Mas, com o acentuado aumento no grau de complexidade que envolve as relações sociais,  ao tempo, pois, em que a nossa sociedade alcançou o estágio que caracteriza a “sociedade pós-moderna”, a Teoria da Reserva do Possível parecia a prova viva de que como eram ainda incipientes os problemas com os quais o Direito lidava na questão de sua efetividade. Outros problemas, e mais graves problemas surgiriam. E surgiram.

Com efeito, o Direito está agora colocado diante de problemas muito mais sensíveis e graves. Vamos a dois exemplos de nossos dias e que são suficientemente emblemáticos para demonstrarem quais são os riscos envolvidos. Um exemplo brasileiro, outro vindo dos Estados Unidos.

No Brasil, o Congresso Nacional é, na prática, o dono do orçamento, em que o Governo Federal exerce apenas uma posse, tão precária que, a rigor, a deveríamos classificar como uma mera detenção. Pois que é  o Congresso Nacional que, criando as emendas, destina de fato e de direito para onde vai o grosso do dinheiro público. E, obviamente, importa a todos nós sabermos para onde esse dinheiro vai. Mas como não estão os congressistas obrigados a identificar o autor da emenda, e como o destino final dessas emendas é tão desconhecido, quanto o próprio autor da emenda (segundo o Tribunal de Contas, apenas 25% das emendas podem ser rastreadas totalmente), surgiu um questionamento judicial para o qual o Supremo Tribunal Federal foi provocado a dar uma decisão, e ele deu, declarando enfaticamente que todas as emendas devem ser identificadas, seja quanto a seu autor, seja quanto a seu destino. Esperava-se que o Congresso Nacional cumpriria a decisão judicial. Mas ele não o fez, e provavelmente não o fará, testando, assim, os limites do Direito.
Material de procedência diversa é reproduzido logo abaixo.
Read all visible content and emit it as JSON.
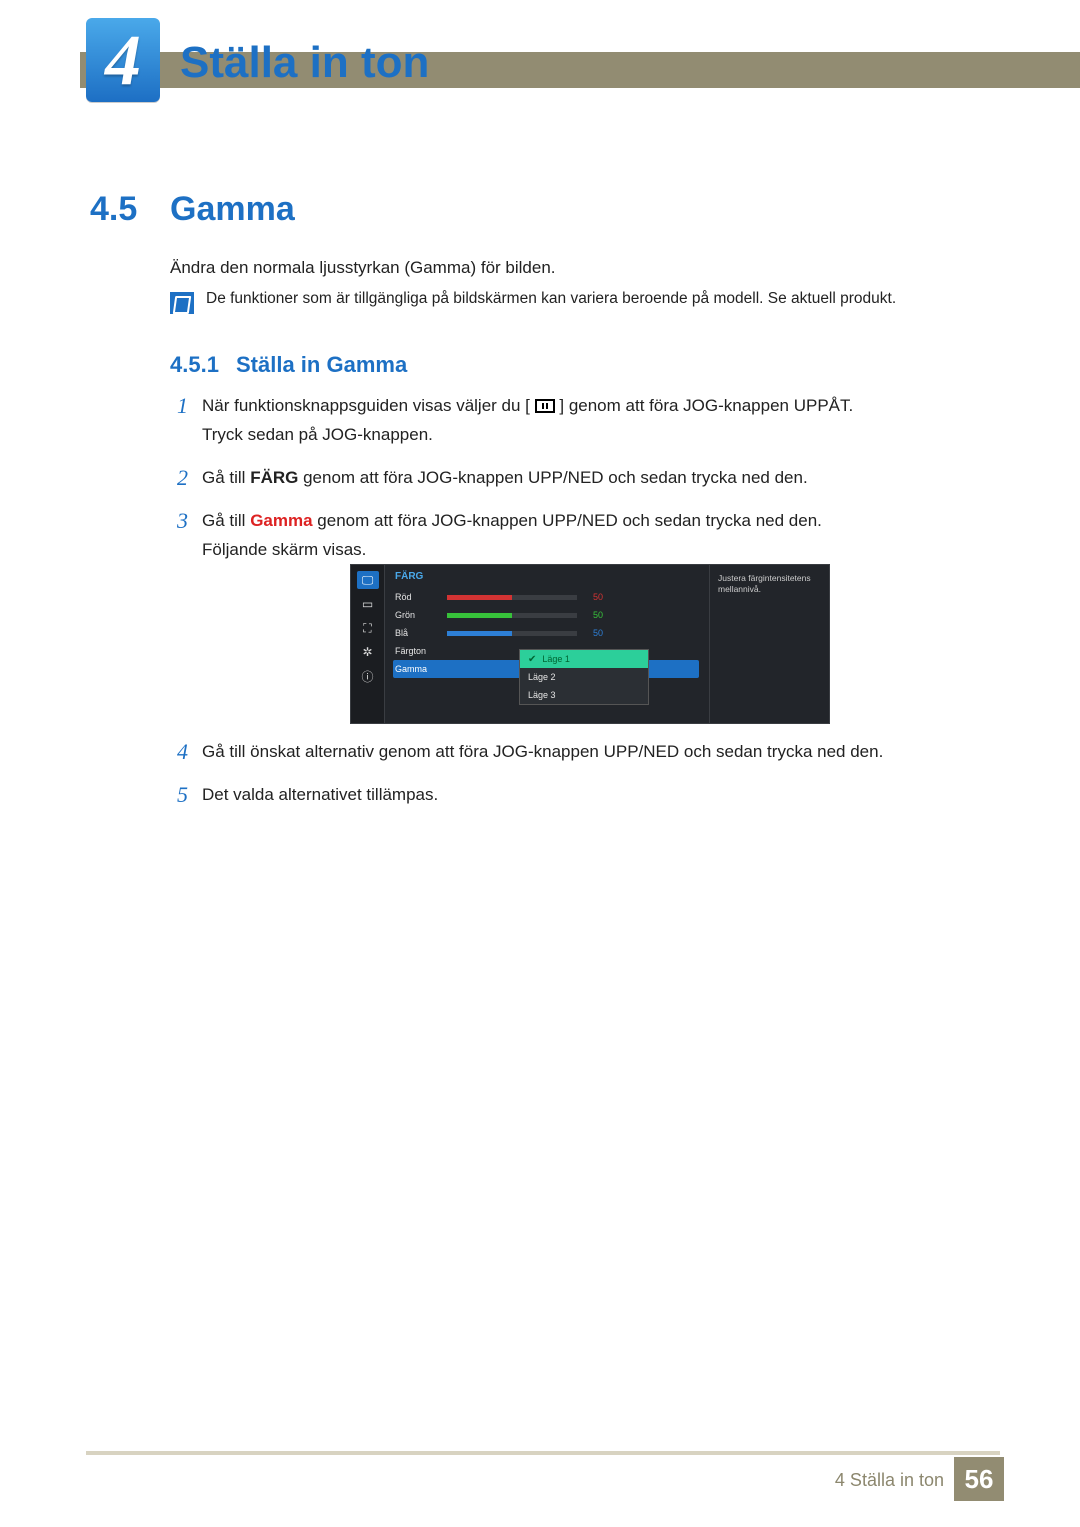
{
  "chapter": {
    "number": "4",
    "title": "Ställa in ton"
  },
  "section": {
    "number": "4.5",
    "title": "Gamma",
    "description": "Ändra den normala ljusstyrkan (Gamma) för bilden."
  },
  "note": {
    "text": "De funktioner som är tillgängliga på bildskärmen kan variera beroende på modell. Se aktuell produkt."
  },
  "subsection": {
    "number": "4.5.1",
    "title": "Ställa in Gamma"
  },
  "steps": {
    "s1a": "När funktionsknappsguiden visas väljer du [",
    "s1b": "] genom att föra JOG-knappen UPPÅT.",
    "s1c": "Tryck sedan på JOG-knappen.",
    "s2a": "Gå till ",
    "s2b": "FÄRG",
    "s2c": " genom att föra JOG-knappen UPP/NED och sedan trycka ned den.",
    "s3a": "Gå till ",
    "s3b": "Gamma",
    "s3c": " genom att föra JOG-knappen UPP/NED och sedan trycka ned den.",
    "s3d": "Följande skärm visas.",
    "s4": "Gå till önskat alternativ genom att föra JOG-knappen UPP/NED och sedan trycka ned den.",
    "s5": "Det valda alternativet tillämpas."
  },
  "osd": {
    "title": "FÄRG",
    "labels": {
      "red": "Röd",
      "green": "Grön",
      "blue": "Blå",
      "tint": "Färgton",
      "gamma": "Gamma"
    },
    "values": {
      "red": "50",
      "green": "50",
      "blue": "50"
    },
    "dropdown": {
      "opt1": "Läge 1",
      "opt2": "Läge 2",
      "opt3": "Läge 3"
    },
    "help": "Justera färgintensitetens mellannivå."
  },
  "footer": {
    "label": "4 Ställa in ton",
    "page": "56"
  }
}
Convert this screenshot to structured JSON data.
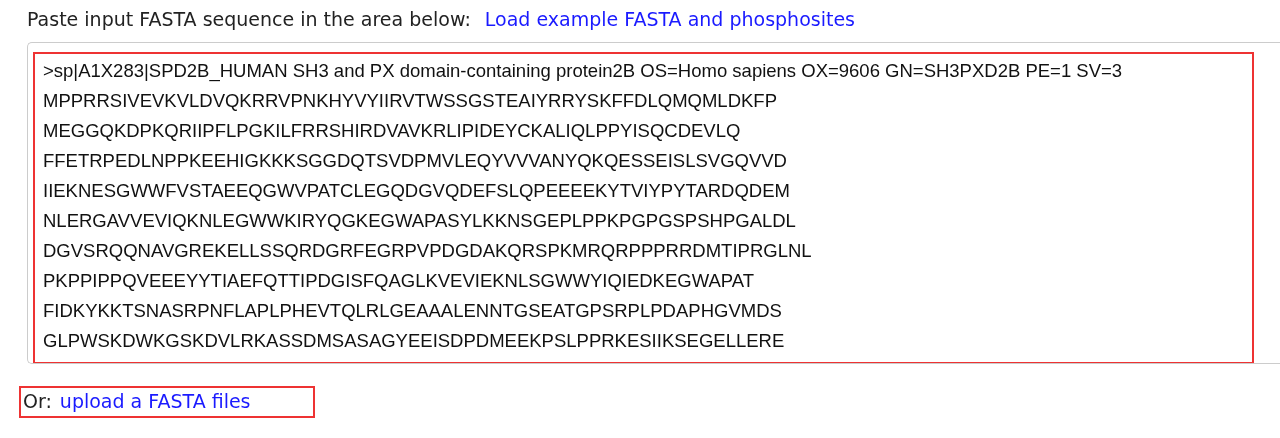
{
  "prompt": {
    "label": "Paste input FASTA sequence in the area below:",
    "link": "Load example FASTA and phosphosites"
  },
  "sequence_input": {
    "highlighted": true,
    "lines": [
      ">sp|A1X283|SPD2B_HUMAN SH3 and PX domain-containing protein2B OS=Homo sapiens OX=9606 GN=SH3PXD2B PE=1 SV=3",
      "MPPRRSIVEVKVLDVQKRRVPNKHYVYIIRVTWSSGSTEAIYRRYSKFFDLQMQMLDKFP",
      "MEGGQKDPKQRIIPFLPGKILFRRSHIRDVAVKRLIPIDEYCKALIQLPPYISQCDEVLQ",
      "FFETRPEDLNPPKEEHIGKKKSGGDQTSVDPMVLEQYVVVANYQKQESSEISLSVGQVVD",
      "IIEKNESGWWFVSTAEEQGWVPATCLEGQDGVQDEFSLQPEEEEKYTVIYPYTARDQDEM",
      "NLERGAVVEVIQKNLEGWWKIRYQGKEGWAPASYLKKNSGEPLPPKPGPGSPSHPGALDL",
      "DGVSRQQNAVGREKELLSSQRDGRFEGRPVPDGDAKQRSPKMRQRPPPRRDMTIPRGLNL",
      "PKPPIPPQVEEEYYTIAEFQTTIPDGISFQAGLKVEVIEKNLSGWWYIQIEDKEGWAPAT",
      "FIDKYKKTSNASRPNFLAPLPHEVTQLRLGEAAALENNTGSEATGPSRPLPDAPHGVMDS",
      "GLPWSKDWKGSKDVLRKASSDMSASAGYEEISDPDMEEKPSLPPRKESIIKSEGELLERE"
    ]
  },
  "upload": {
    "highlighted": true,
    "label": "Or:",
    "link": "upload a FASTA files"
  }
}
Nos Estados Unidos, um juiz federal decidiu impedir que o Governo Trump repatriasse uma centena de pessoas, concedendo, pois, uma ordem judicial nesse sentido. O governo, contudo, fingiu que não viu e não leu a decisão judicial, e aquelas pessoas foram repatriadas, e não bastasse o insólito da situação,  o presidente norte-americano ainda disse enfaticamente que o juiz norte-americano pertencia a uma “perigosa esquerda”, tratando-o como se fosse um perigoso comunista, cujas decisões ele não poderia cumprir.
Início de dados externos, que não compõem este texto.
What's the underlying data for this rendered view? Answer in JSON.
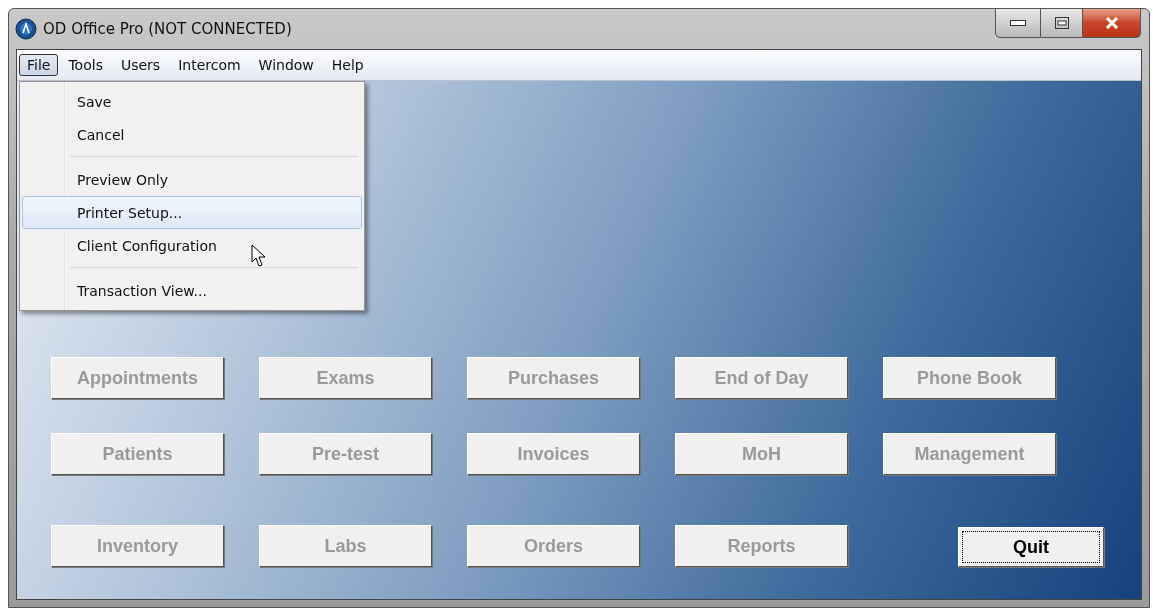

Portanto, em ambas as situações os limites do Direito estão a ser perigosamente  testados, mas não mais como ocorria quando se cuidava apenas de aspectos orçamentários. Agora, o problema é bem mais sério, seríssimo, devemos dizer, porque, em verdade, não são apenas os limites do Direito que estão a ser testados, senão que o Estado de Direito e, consequentemente a Democracia, fundada que está na separação entre os Poderes e na relação harmoniosa que deve existir entre eles, entendendo-se por “harmonia” a necessidade de que os demais Poderes cumpram as ordens judiciais, sem o que o jogo democrático não existe na prática.
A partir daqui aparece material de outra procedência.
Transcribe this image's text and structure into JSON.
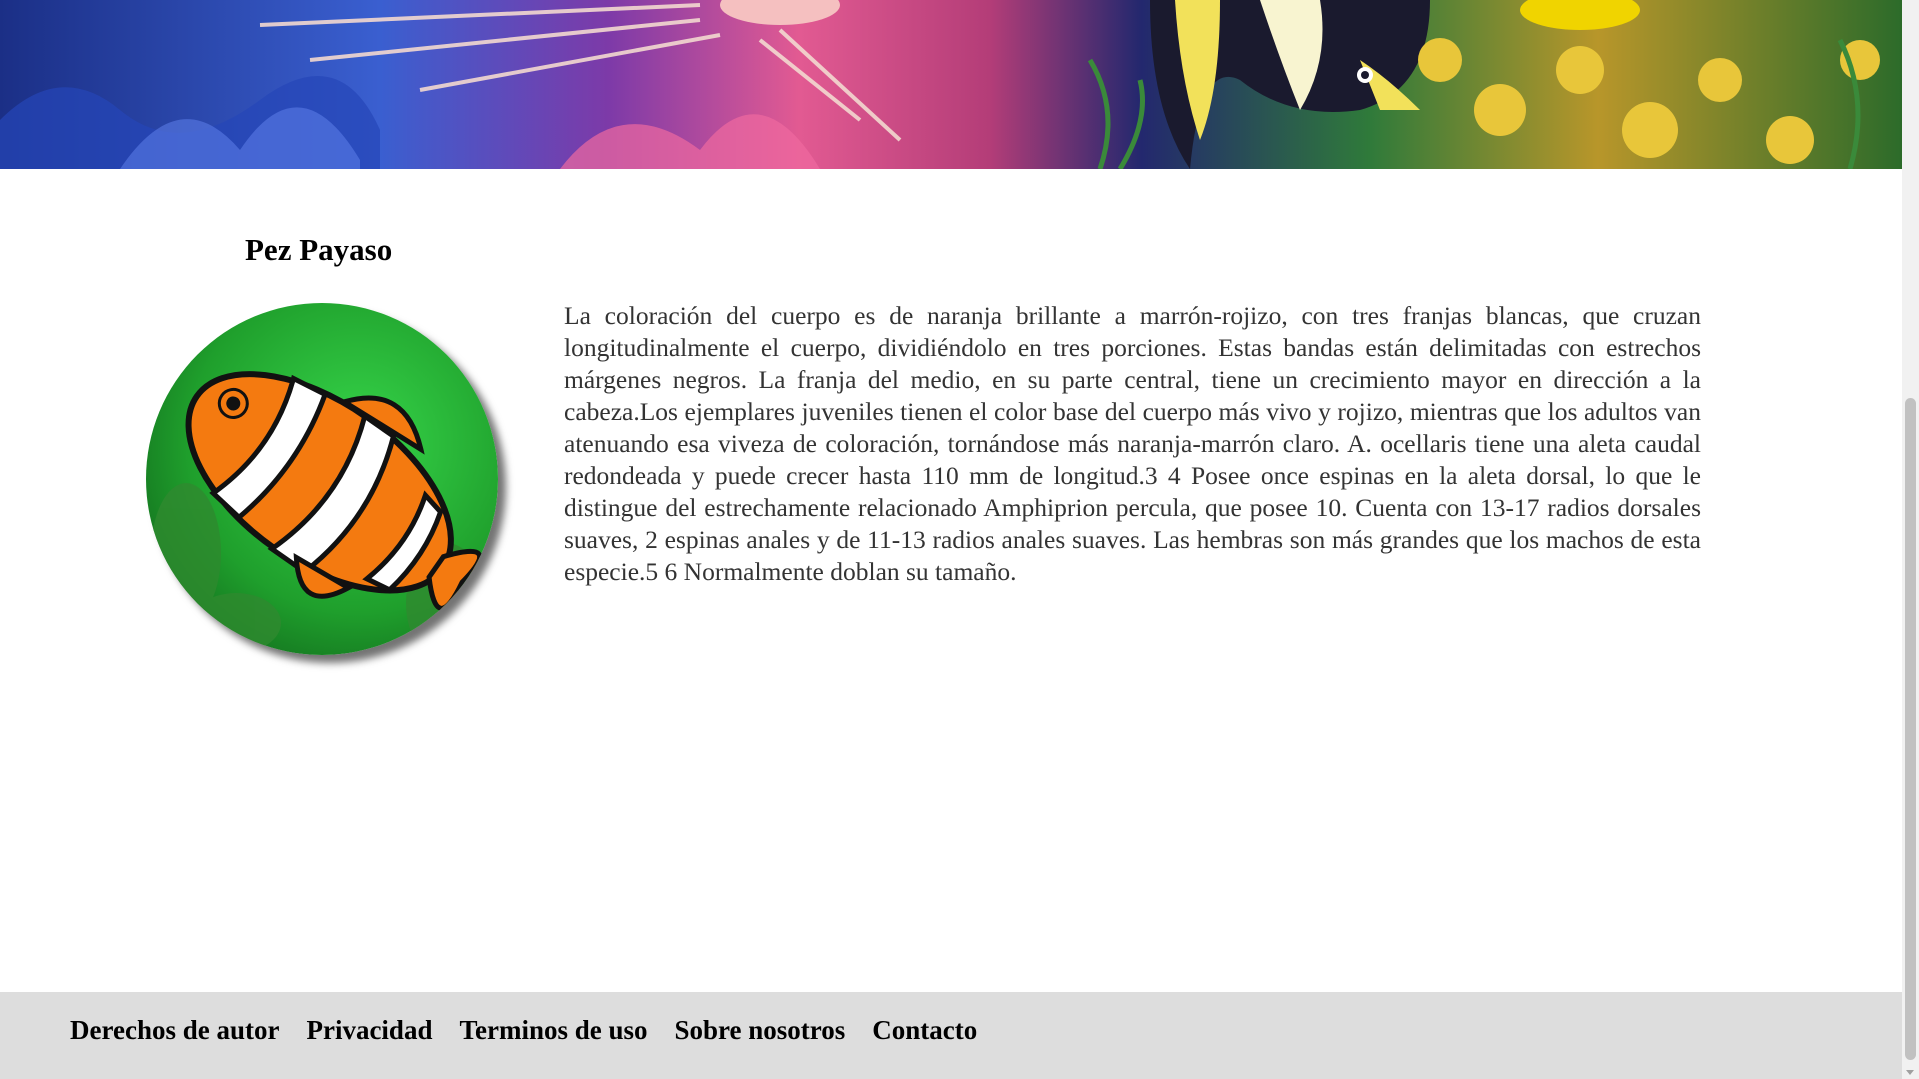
{
  "banner": {
    "image": "coral-reef-fish-banner"
  },
  "main": {
    "title": "Pez Payaso",
    "image": "clownfish-photo",
    "description": "La coloración del cuerpo es de naranja brillante a marrón-rojizo, con tres franjas blancas, que cruzan longitudinalmente el cuerpo, dividiéndolo en tres porciones. Estas bandas están delimitadas con estrechos márgenes negros. La franja del medio, en su parte central, tiene un crecimiento mayor en dirección a la cabeza.Los ejemplares juveniles tienen el color base del cuerpo más vivo y rojizo, mientras que los adultos van atenuando esa viveza de coloración, tornándose más naranja-marrón claro. A. ocellaris tiene una aleta caudal redondeada y puede crecer hasta 110 mm de longitud.3 4 Posee once espinas en la aleta dorsal, lo que le distingue del estrechamente relacionado Amphiprion percula, que posee 10. Cuenta con 13-17 radios dorsales suaves, 2 espinas anales y de 11-13 radios anales suaves. Las hembras son más grandes que los machos de esta especie.5 6 Normalmente doblan su tamaño."
  },
  "footer": {
    "links": [
      {
        "label": "Derechos de autor"
      },
      {
        "label": "Privacidad"
      },
      {
        "label": "Terminos de uso"
      },
      {
        "label": "Sobre nosotros"
      },
      {
        "label": "Contacto"
      }
    ]
  },
  "colors": {
    "footer_bg": "#dddddd",
    "text": "#333333",
    "clownfish_orange": "#f47a10"
  }
}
Mas o que está na base desse novo e crucial fenômeno, e o que o torna perigoso para a Democracia? É que o Estado está a questionar a legitimidade do Poder Judiciário para decidir sobre determinadas questões, alegando que elas podem até ter um conteúdo jurídico, mas que, em essência, esse conteúdo é puramente político, como que reinstalando a velha discussão surgida em especial na Alemanha, quando ali se fez aplicar pela primeira vez o princípio da proporcionalidade como mecanismo pelo qual o Poder Judiciário poderia analisar se uma determinada medida estatal não teria ido além do que se deva qualificar juridicamente como razoável e proporcional.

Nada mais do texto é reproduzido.